Samsung Electronics fell 0.8 percent, extending declines for a sixth consecutive session. Chairman Lee Kun-hee today vowed to go "all the way to the end" in lawsuits with his two siblings over vast family fortune, saying he will even take the inheritance battle to the Constitutional Court. Hynix tumbled 3.3 percent and LG Display lost 2.9 percent, after a drop in Apple shares dragged the technology sector lower on Wall Street overnight.
New Zealand shares posted modest gains despite mixed leads from overseas on concerns about the European debt crisis. The benchmark NZX-50 index rose 0.2 percent. Heartland New Zealand led the gainers on the exchange, climbing 7.6 percent, after the would-be bank's most recent quarterly report showed it grew its asset base by $18 million to $2.09 billion in the third quarter.
Fisher & Paykel Appliances, the whiteware manufacturer and exporter, soared 5.7 percent and outdoor clothing and equipment retailer Kathmandu Holdings rallied 3.1 percent, while gold miner OceanaGold paced the declines, falling 3.3 percent. Chorus, Telecom's network arm spun off in November, added 1.8 percent after announcing that it won a government contract to provide faster broadband to rural schools, hospitals and libraries.

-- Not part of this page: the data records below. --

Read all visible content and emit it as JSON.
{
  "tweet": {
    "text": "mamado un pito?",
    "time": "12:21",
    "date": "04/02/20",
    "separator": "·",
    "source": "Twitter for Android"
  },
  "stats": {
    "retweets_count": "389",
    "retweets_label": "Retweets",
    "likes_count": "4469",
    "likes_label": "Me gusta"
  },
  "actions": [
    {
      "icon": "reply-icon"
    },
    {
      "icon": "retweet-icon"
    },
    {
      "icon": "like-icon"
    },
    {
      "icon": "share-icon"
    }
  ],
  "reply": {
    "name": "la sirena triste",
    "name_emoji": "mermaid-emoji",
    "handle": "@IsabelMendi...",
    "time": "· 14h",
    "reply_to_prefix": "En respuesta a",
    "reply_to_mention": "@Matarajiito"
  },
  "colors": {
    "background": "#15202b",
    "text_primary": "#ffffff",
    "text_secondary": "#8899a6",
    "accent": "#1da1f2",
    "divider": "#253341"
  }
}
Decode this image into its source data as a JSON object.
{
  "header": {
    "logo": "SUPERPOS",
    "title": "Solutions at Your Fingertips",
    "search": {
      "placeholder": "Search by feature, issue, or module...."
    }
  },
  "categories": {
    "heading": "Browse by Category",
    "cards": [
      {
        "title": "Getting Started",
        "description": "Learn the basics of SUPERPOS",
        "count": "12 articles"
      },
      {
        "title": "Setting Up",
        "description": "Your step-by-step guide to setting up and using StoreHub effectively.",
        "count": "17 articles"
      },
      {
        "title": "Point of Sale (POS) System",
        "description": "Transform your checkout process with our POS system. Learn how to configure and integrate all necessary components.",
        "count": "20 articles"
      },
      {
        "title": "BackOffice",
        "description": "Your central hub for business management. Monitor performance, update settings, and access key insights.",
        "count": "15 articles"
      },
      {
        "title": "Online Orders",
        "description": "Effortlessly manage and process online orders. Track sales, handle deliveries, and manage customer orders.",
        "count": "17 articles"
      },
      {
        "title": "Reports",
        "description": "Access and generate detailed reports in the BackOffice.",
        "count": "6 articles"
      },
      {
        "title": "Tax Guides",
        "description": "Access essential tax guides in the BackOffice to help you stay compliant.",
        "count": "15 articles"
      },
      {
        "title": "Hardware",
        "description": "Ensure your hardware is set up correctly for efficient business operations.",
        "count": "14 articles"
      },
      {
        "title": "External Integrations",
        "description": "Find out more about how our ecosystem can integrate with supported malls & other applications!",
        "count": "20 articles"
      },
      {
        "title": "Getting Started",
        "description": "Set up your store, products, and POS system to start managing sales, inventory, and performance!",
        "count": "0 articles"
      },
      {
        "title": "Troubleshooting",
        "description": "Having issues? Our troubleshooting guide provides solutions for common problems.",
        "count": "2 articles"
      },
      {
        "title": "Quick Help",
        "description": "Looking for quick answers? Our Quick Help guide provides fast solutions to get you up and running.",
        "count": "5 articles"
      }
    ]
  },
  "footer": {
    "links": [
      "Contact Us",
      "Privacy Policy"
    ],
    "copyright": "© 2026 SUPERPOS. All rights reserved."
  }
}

India's Sensex was last trading up 1.1 percent, with rate-sensitive realty stocks leading the gainers, after the Reserve Bank of India cut interest rates for the first time in three years. The central bank slashed its repo rate by an unexpected sharp 50 basis points to ease the liquidity crunch in the money markets and support faltering economic growth. A firm trend in European markets on reports of a successful Spanish debt auction, where the nation managed to sell its full target of bonds on offer, also helped buoy investor sentiment to some extent.
Elsewhere, Indonesia's Jakarta Composite index was up 0.3 percent, while Malaysia's KLSE Composite edged down 0.1 percent, Singapore's Straits Times shed 0.3 percent and the Taiwan's Weighted average lost 1.9 percent.
On Wall Street, stocks turned in a mixed performance overnight, as traders reacted to soaring Spanish borrowing costs and mixed U.S. economic data on retail sales, New York manufacturing activity and homebuilder confidence. The Dow ended up 0.6 percent and the S&P 500 ended largely unchanged, while a retreat in the shares of Apple and Google dragged the tech-heavy Nasdaq index down about 0.8 percent.